The novel severe acute respiratory syndrome coronavirus 2 (SARS-CoV-2) first emerged in December 2019 in Wuhan, China, and rapidly grew into a global pandemic.1 Without adequate capacity to test for SARS-CoV-2, the virus that causes coronavirus disease 2019 (COVID-19), during the early part of the pandemic, laboratory-confirmed cases captured only an estimated 10% to 15% of all infections.2 As a result, estimating the number of deaths caused by COVID-19 is a challenge.
Questions have been raised about the reported tallies of deaths related to COVID-19 in the United States. Some officials have raised concerns that deaths not caused by the virus were improperly attributed to COVID-19, inflating the reported tolls. However, given the limited availability of viral testing and the imperfect sensitivity of the tests,3,4 there have likely been a number of deaths caused by the virus that were not counted. Furthermore, if patients with chronic conditions turn away from the health care system because of concerns about potential COVID-19 infection, there could be increases in certain categories of deaths unrelated to COVID-19. In the midst of a large outbreak, there is also an unavoidable delay in the compilation of death certificates and ascertainment of causes of death. Overall, the degree of testing, criteria for attributing deaths to COVID-19, and the length of reporting delays are expected to vary between states, further complicating efforts to obtain an accurate count of deaths related to the pandemic.

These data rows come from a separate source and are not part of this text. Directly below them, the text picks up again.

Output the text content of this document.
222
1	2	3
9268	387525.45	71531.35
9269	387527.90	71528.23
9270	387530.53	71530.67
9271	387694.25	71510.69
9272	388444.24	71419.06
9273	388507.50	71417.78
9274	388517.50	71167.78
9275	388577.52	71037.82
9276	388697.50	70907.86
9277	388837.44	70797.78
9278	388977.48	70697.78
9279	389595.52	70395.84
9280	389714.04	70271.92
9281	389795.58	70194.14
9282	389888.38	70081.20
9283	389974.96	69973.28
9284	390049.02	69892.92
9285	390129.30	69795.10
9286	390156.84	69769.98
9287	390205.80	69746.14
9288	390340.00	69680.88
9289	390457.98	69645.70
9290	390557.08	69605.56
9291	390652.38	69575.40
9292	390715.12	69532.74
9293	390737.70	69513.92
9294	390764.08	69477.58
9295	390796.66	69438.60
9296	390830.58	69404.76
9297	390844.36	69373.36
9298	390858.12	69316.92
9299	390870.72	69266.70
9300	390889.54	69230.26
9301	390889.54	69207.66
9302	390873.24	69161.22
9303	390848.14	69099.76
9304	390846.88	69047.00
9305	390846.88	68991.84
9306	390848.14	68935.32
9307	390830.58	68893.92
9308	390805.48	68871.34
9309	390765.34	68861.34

To estimate the mortality burden of a new infectious agent when there is a lack of comprehensive testing, it is common to assess increases in rates of death beyond what would be expected if the pathogen had not circulated.5–7 The “excess death” approach can be applied to specific causes of death directly related to the pathogen (eg, pneumonia or other respiratory conditions), or this approach can be applied to other categories of deaths that may be directly or indirectly influenced by viral circulation or pandemic interventions (eg, cardiac conditions, traffic injuries, or all causes). The excess deaths methodology has been used to quantify official undercounting of deaths for many pathogens, including pandemic influenza viruses and HIV.7–9
In this study, we estimate the excess deaths due to any cause in each week of the COVID-19 pandemic across the United States. We compare these estimates of excess deaths with the reported numbers of deaths due to COVID-19 in different states and evaluate the timing of these increases in relation to testing and pandemic intensity. These analyses provide insights into the burden of COVID-19 in the early months of the outbreak in the United States and serve as a surveillance platform that can be updated as new data accrue.